2018 Ripp’n River Bash

Russian Riverkeeper’s 2nd Annual Ripp’n River Bash A Big Win for the Russian River

On Saturday, July 28th Russian Riverkeeper held it’s largest annual fundraiser, the Ripp’n River Bash (Bash), at Front Porch Farm in Healdsburg. In true Sonoma County style, the evening’s weather was beautiful. With a background of the river and the farm, guests were treated to amazing views along with cocktails, food, live music and auction entertainment. It was an evening to be remembered!

Bash began on the banks of the Russian River, where guests were greeted with a glass of sparkling wine and treated to cocktails by Beijaflor Cocktails, Hog Island Oysters and appetizers from The Bodega paired with sounds by The Rhythm Department. Not to mention the friendly (but quite competitive!) Fishy Hat contest – where guests showed off their most artistic sides and won fabulous prizes for the best “fish-themed” hats.

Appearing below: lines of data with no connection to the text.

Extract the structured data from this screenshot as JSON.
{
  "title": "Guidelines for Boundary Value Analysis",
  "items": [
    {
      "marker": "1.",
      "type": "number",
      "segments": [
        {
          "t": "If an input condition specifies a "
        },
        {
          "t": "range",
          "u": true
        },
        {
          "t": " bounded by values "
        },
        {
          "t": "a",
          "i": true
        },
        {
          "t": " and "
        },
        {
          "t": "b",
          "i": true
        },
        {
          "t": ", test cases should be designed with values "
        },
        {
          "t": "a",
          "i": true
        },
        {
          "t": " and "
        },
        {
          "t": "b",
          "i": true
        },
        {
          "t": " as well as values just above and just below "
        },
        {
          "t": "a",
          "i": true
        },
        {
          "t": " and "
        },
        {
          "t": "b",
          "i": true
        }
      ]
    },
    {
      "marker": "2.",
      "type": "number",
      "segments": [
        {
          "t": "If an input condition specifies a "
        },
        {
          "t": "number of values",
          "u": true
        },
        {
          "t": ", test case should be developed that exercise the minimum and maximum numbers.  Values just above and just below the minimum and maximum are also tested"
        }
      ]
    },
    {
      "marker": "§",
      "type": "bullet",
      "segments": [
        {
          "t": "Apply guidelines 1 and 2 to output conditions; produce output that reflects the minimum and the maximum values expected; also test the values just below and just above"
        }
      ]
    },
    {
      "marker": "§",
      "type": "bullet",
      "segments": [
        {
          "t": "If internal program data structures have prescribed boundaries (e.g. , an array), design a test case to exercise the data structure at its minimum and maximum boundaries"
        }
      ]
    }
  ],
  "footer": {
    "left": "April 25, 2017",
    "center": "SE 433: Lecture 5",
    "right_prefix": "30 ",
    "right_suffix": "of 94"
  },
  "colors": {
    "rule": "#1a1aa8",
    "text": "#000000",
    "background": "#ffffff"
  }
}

Upon departing the river, guests strolled beside the rows of flowers and vegetables to arrive on the lawn where they were seated and served a delectable four-course meal prepared by The Bodega, along with local wines from the Russian River AVA. Through great conversation and laughter, one could hear the music of The Doug Lipton Trio playing in the background.

To complete the evening, guests viewed a short video highlighting the works of Russian Riverkeeper, then our very own Supervisor Mike McGuire took the mic as auctioneer, and the bidding was on! Russian Riverkeeper’s devout supporters, encouraged by the astounding auctioneering skills of Senator McGuire, engaged in competitive and friendly bidding for one-of-a-kind auction items along with a record-breaking Paddle Raise. Guests celebrated the end of the evening with music by Mr. December.

The annual Bash is the main fundraising event for Russian Riverkeeper’s programs and future projects. Russian Riverkeeper is the only group dedicated to restoring the river and its floodplains. After years of legal battles, Russian Riverkeeper ended gravel mining on the river and is now working with those same mining companies to reclaim and restore 1200 acres of lost wetlands. This is a critical first step in regenerating the river’s health as well as providing future open spaces for potential recreational areas. Additional programs include working with volunteers and the homeless to rid the river of trash left behind by humans, educating local children and, as the regional leader, working with landowners to stabilize soil and reduce pollution runoff caused by the 2017 firestorms.